Dann gibt es noch Tiantian, den Sohn von Hong Lings Bruder, von dem man nicht viel mitbekommt weil er den ganzen Tag lang irgendwelche Spiele auf allen Handys spielt, die er ergattern kann. Dafür ist Gege – seine Schwester – umso präsenter.
Gege
Sie liebt mich und sie versteht mein chinesisches Gestotter auch am besten. Dass mich hier alle kleinen Kinder „Lina Jiejie“ nennen (das heißt so viel wie „Große Schwester Lina“), daran könnte ich mich aber gewöhnen…
Am Samstag sind meine Chinesischlehrerin und ihre Tochter – Mumu – nachgekommen, seitdem habe ich sogar Privatübersetzer.
Mumu und Hong Ling am Donghu-See (Ostsee)
Die habe ich auch dringend notwendig, denn mein größter Vorteil und gleichzeitig größter Nachteil in China ist, dass ich nicht sehr, aber doch relativ gut Chinesisch sprechen kann, jedenfalls gut genug um mich verständlich zu machen.
Das Problem ist folgendes: Ich verstehe Chinesisch nicht besonders gut. Aber sobald die Chinesen hören, dass ich ihre Sprache spreche, denken sie sofort, dass ich mehr oder weniger alles verstehen kann und beginnen in sehr schnellem, umgangssprachlichen Chinesisch auf mich einzureden.
Noch schlimmer ist es nur dann, wenn viele Leute gleichzeitig auf dich einreden.
Oder dann, wenn sie versuchen, mit dir Englisch zu sprechen. Ganz ehrlich: Ich verstehe Chinesen besser, wenn sie mit mir Chinesisch reden als wenn sie es mit Englisch probieren. Es gibt zwar in der Siedlung, in der ich wohne, einen „Bilingual kindergarten“, aber ich habe noch nichts davon gemerkt, dass der für irgendetwas gut war. Die Vokabel können die Chinesen wahrscheinlich sogar, aber ich kann das nicht beurteilen, die Aussprache ist derartig unverständlich dass ich keine Chance habe, die Wörter auch nur zu erraten. (Ich bestreite nicht, dass es Chinesen gibt, die gut Englisch sprechen, aber zumindest bisher habe ich in China keinen davon getroffen).

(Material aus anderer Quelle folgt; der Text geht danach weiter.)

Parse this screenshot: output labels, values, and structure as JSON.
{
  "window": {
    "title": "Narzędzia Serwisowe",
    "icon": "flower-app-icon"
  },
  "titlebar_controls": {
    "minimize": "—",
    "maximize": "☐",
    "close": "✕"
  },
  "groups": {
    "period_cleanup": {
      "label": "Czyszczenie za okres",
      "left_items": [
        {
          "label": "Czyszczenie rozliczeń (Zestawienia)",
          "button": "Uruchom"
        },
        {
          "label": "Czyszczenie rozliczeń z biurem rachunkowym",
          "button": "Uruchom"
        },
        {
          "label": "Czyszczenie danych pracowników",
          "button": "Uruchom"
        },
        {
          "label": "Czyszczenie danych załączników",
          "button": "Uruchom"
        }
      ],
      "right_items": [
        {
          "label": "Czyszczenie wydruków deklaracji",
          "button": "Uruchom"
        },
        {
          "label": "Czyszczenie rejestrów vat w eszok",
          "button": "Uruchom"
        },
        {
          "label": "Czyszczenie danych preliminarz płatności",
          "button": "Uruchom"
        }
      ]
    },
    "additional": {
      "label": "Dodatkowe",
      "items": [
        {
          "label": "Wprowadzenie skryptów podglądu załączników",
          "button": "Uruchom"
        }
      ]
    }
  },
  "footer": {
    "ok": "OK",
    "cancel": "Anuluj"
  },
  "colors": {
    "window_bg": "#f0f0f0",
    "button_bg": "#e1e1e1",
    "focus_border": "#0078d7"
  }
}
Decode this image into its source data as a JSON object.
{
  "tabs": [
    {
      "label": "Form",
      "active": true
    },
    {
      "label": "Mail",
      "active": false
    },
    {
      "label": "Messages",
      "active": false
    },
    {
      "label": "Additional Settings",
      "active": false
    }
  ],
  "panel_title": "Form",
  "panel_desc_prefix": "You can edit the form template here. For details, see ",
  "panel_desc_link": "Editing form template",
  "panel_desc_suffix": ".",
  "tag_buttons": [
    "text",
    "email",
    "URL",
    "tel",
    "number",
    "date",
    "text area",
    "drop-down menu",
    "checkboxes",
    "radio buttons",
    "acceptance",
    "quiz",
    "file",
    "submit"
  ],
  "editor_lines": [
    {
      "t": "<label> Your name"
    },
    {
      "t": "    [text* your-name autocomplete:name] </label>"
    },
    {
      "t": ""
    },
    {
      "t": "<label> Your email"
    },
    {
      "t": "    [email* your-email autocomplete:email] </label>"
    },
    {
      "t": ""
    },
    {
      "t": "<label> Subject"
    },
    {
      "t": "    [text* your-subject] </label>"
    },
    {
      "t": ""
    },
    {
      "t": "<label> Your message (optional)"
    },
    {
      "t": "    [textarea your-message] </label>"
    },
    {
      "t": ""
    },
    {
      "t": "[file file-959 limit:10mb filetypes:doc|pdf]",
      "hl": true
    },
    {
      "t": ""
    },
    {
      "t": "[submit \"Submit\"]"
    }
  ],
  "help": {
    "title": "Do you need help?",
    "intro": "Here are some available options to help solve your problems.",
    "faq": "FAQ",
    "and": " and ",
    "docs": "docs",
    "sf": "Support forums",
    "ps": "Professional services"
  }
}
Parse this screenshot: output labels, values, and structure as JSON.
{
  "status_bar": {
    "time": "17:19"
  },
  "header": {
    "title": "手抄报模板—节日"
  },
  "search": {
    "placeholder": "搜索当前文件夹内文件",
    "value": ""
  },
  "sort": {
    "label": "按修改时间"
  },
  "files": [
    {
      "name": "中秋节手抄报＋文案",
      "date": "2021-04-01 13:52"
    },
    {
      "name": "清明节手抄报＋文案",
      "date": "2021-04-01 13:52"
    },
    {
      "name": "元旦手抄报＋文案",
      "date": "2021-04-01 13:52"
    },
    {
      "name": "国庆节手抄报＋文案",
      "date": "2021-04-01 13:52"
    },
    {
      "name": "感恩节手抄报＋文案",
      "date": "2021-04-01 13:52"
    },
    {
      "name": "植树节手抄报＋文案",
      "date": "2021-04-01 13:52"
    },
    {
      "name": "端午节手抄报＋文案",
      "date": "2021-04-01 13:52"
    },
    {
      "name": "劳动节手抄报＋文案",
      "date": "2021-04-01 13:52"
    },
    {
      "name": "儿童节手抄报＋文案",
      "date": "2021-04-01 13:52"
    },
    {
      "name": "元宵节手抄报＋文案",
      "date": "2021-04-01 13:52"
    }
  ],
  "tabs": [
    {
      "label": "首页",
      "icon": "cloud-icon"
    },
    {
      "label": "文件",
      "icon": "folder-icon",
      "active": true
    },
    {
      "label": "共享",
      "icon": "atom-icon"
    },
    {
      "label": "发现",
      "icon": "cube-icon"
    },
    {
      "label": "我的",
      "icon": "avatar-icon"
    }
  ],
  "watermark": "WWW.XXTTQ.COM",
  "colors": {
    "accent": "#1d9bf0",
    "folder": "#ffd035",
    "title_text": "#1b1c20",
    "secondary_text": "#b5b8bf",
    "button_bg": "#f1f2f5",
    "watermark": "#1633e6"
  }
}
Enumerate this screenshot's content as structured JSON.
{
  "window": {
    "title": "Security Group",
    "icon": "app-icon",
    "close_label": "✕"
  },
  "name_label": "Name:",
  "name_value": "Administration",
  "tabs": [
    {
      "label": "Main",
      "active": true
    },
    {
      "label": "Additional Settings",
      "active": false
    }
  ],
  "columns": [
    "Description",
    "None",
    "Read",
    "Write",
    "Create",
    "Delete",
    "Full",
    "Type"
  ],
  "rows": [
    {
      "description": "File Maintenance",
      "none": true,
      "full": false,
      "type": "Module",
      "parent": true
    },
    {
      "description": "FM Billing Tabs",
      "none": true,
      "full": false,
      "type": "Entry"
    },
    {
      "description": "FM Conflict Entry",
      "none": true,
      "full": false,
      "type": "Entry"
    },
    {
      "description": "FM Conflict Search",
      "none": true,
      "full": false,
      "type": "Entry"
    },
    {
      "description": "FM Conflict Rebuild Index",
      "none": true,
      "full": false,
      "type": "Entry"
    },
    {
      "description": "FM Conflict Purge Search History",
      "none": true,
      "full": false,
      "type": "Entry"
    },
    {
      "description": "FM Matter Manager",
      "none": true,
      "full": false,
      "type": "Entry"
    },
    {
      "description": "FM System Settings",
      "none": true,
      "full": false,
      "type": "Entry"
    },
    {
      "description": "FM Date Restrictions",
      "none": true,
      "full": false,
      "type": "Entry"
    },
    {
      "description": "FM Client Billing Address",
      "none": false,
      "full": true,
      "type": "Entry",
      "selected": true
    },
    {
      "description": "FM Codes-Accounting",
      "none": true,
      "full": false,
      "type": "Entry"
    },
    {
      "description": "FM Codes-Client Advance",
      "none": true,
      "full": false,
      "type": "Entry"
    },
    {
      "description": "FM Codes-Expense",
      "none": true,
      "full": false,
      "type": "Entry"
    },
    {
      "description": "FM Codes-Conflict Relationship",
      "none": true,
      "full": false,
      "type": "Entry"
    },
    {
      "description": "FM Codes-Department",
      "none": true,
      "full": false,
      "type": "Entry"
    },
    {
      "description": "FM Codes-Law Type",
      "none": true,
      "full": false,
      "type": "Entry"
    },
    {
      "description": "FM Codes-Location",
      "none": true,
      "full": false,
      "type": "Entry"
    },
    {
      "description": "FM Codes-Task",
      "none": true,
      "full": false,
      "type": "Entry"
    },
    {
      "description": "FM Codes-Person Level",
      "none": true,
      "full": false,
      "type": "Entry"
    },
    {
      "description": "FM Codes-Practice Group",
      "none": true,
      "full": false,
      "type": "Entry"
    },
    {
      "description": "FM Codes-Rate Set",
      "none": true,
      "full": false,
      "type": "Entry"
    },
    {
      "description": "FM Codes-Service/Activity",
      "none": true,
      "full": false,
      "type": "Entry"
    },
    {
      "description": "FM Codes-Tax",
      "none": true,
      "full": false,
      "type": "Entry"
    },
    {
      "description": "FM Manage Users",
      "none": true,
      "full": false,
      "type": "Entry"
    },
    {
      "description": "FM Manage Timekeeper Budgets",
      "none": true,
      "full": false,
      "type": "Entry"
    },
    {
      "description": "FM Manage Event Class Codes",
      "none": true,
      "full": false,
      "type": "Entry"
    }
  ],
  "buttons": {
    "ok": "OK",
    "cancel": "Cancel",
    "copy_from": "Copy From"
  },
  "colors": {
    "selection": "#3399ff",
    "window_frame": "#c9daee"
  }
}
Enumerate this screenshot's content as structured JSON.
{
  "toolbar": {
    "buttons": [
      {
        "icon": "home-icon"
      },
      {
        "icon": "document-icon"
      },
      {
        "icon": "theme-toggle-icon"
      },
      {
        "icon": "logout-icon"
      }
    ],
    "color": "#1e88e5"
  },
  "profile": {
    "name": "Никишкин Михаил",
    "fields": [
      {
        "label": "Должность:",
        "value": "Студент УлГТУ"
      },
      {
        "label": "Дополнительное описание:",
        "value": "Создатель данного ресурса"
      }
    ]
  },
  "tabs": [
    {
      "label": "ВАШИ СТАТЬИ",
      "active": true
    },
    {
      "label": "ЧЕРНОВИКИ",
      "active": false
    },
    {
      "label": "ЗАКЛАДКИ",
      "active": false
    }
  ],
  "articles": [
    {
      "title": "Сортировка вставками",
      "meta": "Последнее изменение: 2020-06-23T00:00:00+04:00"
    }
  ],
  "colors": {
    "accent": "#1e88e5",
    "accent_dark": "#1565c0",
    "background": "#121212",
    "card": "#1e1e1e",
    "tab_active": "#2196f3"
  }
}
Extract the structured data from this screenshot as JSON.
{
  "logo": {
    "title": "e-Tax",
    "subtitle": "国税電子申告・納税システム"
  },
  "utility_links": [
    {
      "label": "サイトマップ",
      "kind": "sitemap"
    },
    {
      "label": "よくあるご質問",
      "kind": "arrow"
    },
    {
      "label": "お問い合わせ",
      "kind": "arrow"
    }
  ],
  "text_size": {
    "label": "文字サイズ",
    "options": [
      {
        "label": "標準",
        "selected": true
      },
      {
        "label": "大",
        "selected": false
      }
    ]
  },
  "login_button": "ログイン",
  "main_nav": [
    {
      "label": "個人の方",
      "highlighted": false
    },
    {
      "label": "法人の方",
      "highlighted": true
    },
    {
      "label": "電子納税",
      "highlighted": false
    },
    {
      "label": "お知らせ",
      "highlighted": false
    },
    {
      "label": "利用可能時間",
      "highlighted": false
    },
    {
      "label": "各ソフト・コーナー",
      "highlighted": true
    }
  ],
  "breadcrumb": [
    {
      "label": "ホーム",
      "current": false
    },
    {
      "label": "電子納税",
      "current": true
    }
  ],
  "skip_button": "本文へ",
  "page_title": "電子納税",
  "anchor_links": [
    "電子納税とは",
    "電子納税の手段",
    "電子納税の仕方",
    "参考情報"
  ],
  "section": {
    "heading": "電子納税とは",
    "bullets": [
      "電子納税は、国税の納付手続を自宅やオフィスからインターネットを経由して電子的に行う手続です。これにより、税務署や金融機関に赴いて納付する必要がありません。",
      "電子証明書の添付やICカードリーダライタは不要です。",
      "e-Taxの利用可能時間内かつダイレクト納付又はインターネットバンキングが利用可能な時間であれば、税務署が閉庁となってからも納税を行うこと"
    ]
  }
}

Trotzdem merke ich deutlich, dass mein Chinesisch (Sprechen, Verstehen und erstaunlicherweise sogar das Lesen) besser geworden ist. Das ist auch gut so: Sobald ich ab 26. Juli in Shanghai bin, werde ich es ohne Privatdolmetscher schaffen müssen, bis dahin bin ich aber ganz froh, Hong Ling und Mumu hierzuhaben.
Mir bleiben nur noch drei Tage, bevor ich nach Shanghai fahre und in meine erste „richtige“ Gastfamilie und auch erste (Chinesisch)Schule komme.



Ich weiß nicht, wann ich es das nächste Mal schaffen werde, einen Blogeintrag zu schreiben, aber ich hoffe, dass ich es bald schaffen werde, auch wenn dieser Blogpost ursprünglich nur über Umwege gepostet wurde - meine Eltern waren so lieb und haben das für mich erledigt - habe ich jetzt zum ersten Mal funktionierendes Internet. Ich werde wahrscheinlich noch eine Weile brauchen, bis ich mich damit zurechtgefunden habe... aber zumindest weiß ich jetzt, dass es funktioniert. Und damit bis bald.